Our amendment adds further definitions of the date of knowledge—first, the date of
“the manifestation of the harm resulting from that act”,
and secondly, the knowledge that the claimant was eligible to bring a claim under the Human Rights Act in the courts of the United Kingdom.
Amendment 47 and the other amendments in this group are consequential or extend that principle to Scotland and Northern Ireland. I beg to move.
My Lords, I have little to add to the brief but very pertinent analysis in the most persuasive speech by the noble Lord, Lord Thomas of Gresford. I support Amendment 22 in particular as one of a series of amendments that change the relevant date from which the longstop starts to run to account for explicable delays commonly experienced by bringing claims under the HRA arising out of overseas operations.
I shall be brief. My experience of overseas operations in the Cold War was limited. As an infantry subaltern, my tour of duty in Germany was very brief, taking part in exercises over German planes and Gatow airport in Berlin and being in charge of the overnight train from Hanover to Berlin to emphasise our rights to go through the Russian zone to the British sector in Berlin.
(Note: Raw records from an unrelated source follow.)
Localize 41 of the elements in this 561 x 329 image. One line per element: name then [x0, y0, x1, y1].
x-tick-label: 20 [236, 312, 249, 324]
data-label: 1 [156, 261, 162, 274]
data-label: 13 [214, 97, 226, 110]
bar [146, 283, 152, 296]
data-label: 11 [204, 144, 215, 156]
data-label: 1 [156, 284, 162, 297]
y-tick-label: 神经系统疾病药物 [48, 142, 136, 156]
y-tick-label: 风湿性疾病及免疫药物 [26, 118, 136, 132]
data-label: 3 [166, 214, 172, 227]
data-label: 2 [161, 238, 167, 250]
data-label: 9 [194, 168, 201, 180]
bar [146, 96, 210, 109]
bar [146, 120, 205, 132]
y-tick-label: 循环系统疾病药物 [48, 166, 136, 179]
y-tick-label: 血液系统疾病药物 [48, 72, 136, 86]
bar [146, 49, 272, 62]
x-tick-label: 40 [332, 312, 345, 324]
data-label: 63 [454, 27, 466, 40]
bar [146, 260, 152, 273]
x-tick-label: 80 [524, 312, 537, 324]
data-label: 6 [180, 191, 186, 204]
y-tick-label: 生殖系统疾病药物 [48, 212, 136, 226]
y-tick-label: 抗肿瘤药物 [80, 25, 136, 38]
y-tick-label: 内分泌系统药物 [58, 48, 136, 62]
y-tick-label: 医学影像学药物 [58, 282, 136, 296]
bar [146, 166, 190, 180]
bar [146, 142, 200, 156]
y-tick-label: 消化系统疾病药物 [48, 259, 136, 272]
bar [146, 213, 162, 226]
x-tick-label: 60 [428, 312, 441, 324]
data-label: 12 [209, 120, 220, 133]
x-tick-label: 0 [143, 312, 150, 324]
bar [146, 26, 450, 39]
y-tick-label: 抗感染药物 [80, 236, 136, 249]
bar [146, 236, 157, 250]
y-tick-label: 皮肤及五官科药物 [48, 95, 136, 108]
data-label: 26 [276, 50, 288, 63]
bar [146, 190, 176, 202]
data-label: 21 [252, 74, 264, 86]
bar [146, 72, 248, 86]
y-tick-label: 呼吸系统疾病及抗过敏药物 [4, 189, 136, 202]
Given my very limited experience, which I emphasise, I can quite see the circumstances for delay when advice and witness are not readily available. When active service is involved, in very different and hazardous conditions overseas, the timing of knowledge that is the basis of this amendment goes to the heart of the matter. The mover of Amendment 22, the noble Lord, Lord Thomas, seeks to put into the Bill some statutory flexibility around the date of knowledge. There is nothing that I can usefully add, but I support with great pleasure this amendment, because knowledge is vital.